Pourquoi avoir choisi la montagne comme environnement de prédilection ?
Je suis arrivé à Grenoble en 2016 pour le travail mais aussi parce que c'est une ville entourée de montagnes. La montagne est belle et j'aime beaucoup parcourir du regard les crêtes et les arêtes. Prendre de l'altitude permet d'observer une variété de paysages et une diversité géologique. Mon travail a aussi un lien avec la montagne : l'eau descend de la montagne et je travaille sur des ouvrages en Vanoise, en Oisans, etc.

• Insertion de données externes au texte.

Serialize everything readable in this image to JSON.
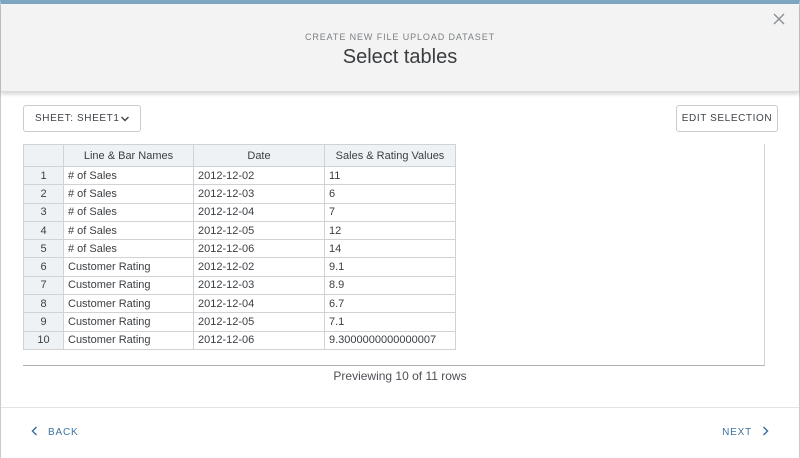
{
  "header": {
    "subtitle": "CREATE NEW FILE UPLOAD DATASET",
    "title": "Select tables"
  },
  "icons": {
    "close": "close-icon",
    "sheet_dropdown": "chevron-down-icon",
    "back": "chevron-left-icon",
    "next": "chevron-right-icon"
  },
  "toolbar": {
    "sheet_label": "SHEET: SHEET1",
    "edit_selection_label": "EDIT SELECTION"
  },
  "table": {
    "columns": [
      "Line & Bar Names",
      "Date",
      "Sales & Rating Values"
    ],
    "rows": [
      {
        "index": "1",
        "cells": [
          "# of Sales",
          "2012-12-02",
          "11"
        ]
      },
      {
        "index": "2",
        "cells": [
          "# of Sales",
          "2012-12-03",
          "6"
        ]
      },
      {
        "index": "3",
        "cells": [
          "# of Sales",
          "2012-12-04",
          "7"
        ]
      },
      {
        "index": "4",
        "cells": [
          "# of Sales",
          "2012-12-05",
          "12"
        ]
      },
      {
        "index": "5",
        "cells": [
          "# of Sales",
          "2012-12-06",
          "14"
        ]
      },
      {
        "index": "6",
        "cells": [
          "Customer Rating",
          "2012-12-02",
          "9.1"
        ]
      },
      {
        "index": "7",
        "cells": [
          "Customer Rating",
          "2012-12-03",
          "8.9"
        ]
      },
      {
        "index": "8",
        "cells": [
          "Customer Rating",
          "2012-12-04",
          "6.7"
        ]
      },
      {
        "index": "9",
        "cells": [
          "Customer Rating",
          "2012-12-05",
          "7.1"
        ]
      },
      {
        "index": "10",
        "cells": [
          "Customer Rating",
          "2012-12-06",
          "9.3000000000000007"
        ]
      }
    ]
  },
  "preview_text": "Previewing 10 of 11 rows",
  "footer": {
    "back_label": "BACK",
    "next_label": "NEXT"
  },
  "colors": {
    "accent": "#3f73a3",
    "header_bg": "#f3f3f3",
    "table_header_bg": "#eef2f4"
  }
}
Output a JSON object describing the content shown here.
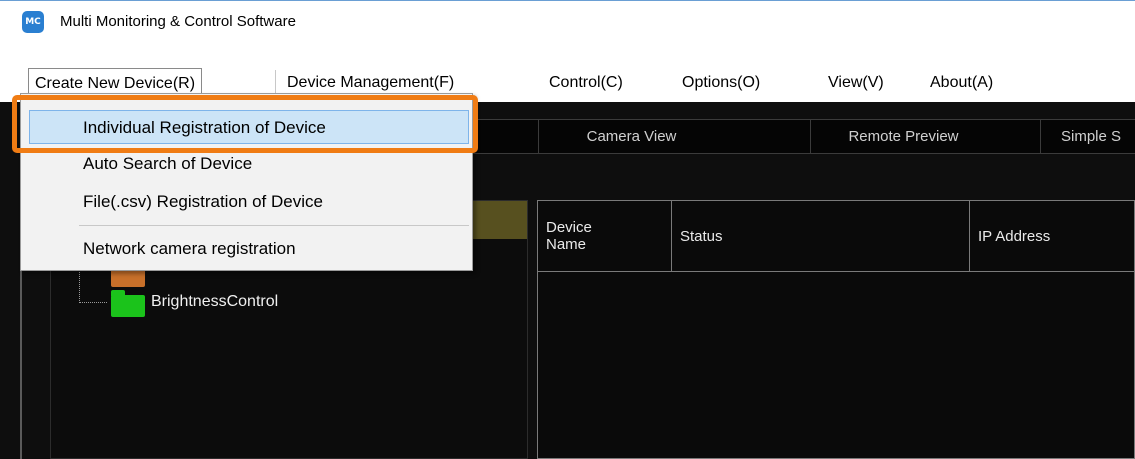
{
  "window": {
    "title": "Multi Monitoring & Control Software",
    "icon": "app-logo-icon",
    "icon_text": "MC"
  },
  "menubar": {
    "items": [
      {
        "label": "Create New Device(R)"
      },
      {
        "label": "Device Management(F)"
      },
      {
        "label": "Control(C)"
      },
      {
        "label": "Options(O)"
      },
      {
        "label": "View(V)"
      },
      {
        "label": "About(A)"
      }
    ]
  },
  "dropdown": {
    "items": [
      {
        "label": "Individual Registration of Device",
        "highlighted": true
      },
      {
        "label": "Auto Search of Device"
      },
      {
        "label": "File(.csv) Registration of Device"
      },
      {
        "label": "Network camera registration"
      }
    ]
  },
  "view_tabs": [
    {
      "label": "Camera View"
    },
    {
      "label": "Remote Preview"
    },
    {
      "label": "Simple S"
    }
  ],
  "tree": {
    "items": [
      {
        "label": "BrightnessControl",
        "icon": "folder-icon"
      }
    ]
  },
  "grid": {
    "columns": [
      {
        "label": "Device\nName"
      },
      {
        "label": "Status"
      },
      {
        "label": "IP Address"
      }
    ]
  },
  "colors": {
    "highlight_outline": "#f07c14",
    "menu_highlight": "#cce4f7",
    "tree_selection": "#57501f",
    "folder_green": "#1bc31b",
    "folder_orange": "#c8702a"
  }
}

Par ailleurs, je pratique beaucoup d'activités de montagne, comme le ski de randonnée, l'alpinisme, le parapente... Des activités qui permettent de gravir : quand c'est tout plat, je ne suis pas bien ! Cela me passionne tellement que j'ai le projet de devenir guide de haute montagne.
Vidéo. Le rêve d'être guide de haute montagne
Vous militez pour plus d'accessibilité autour de la montagne. Cela concerne aussi les films diffusés dans des festivals de montagne et d'aventure.
Oui, depuis un an, je souhaite m'attaquer à cette injustice. C'est un investissement complet de ma part. Environ 70% des sites Internet ne précisent pas si les films sont sous-titrés. Seules 13% des 928 projections sont explicitement sous-titrées, quasiment que des films étrangers. Les images sont magnifiques mais ce n'est pas suffisant : il faut pouvoir comprendre le discours. Et j'essaie de faire bouger les lignes pour les personnes sourdes et malentendantes.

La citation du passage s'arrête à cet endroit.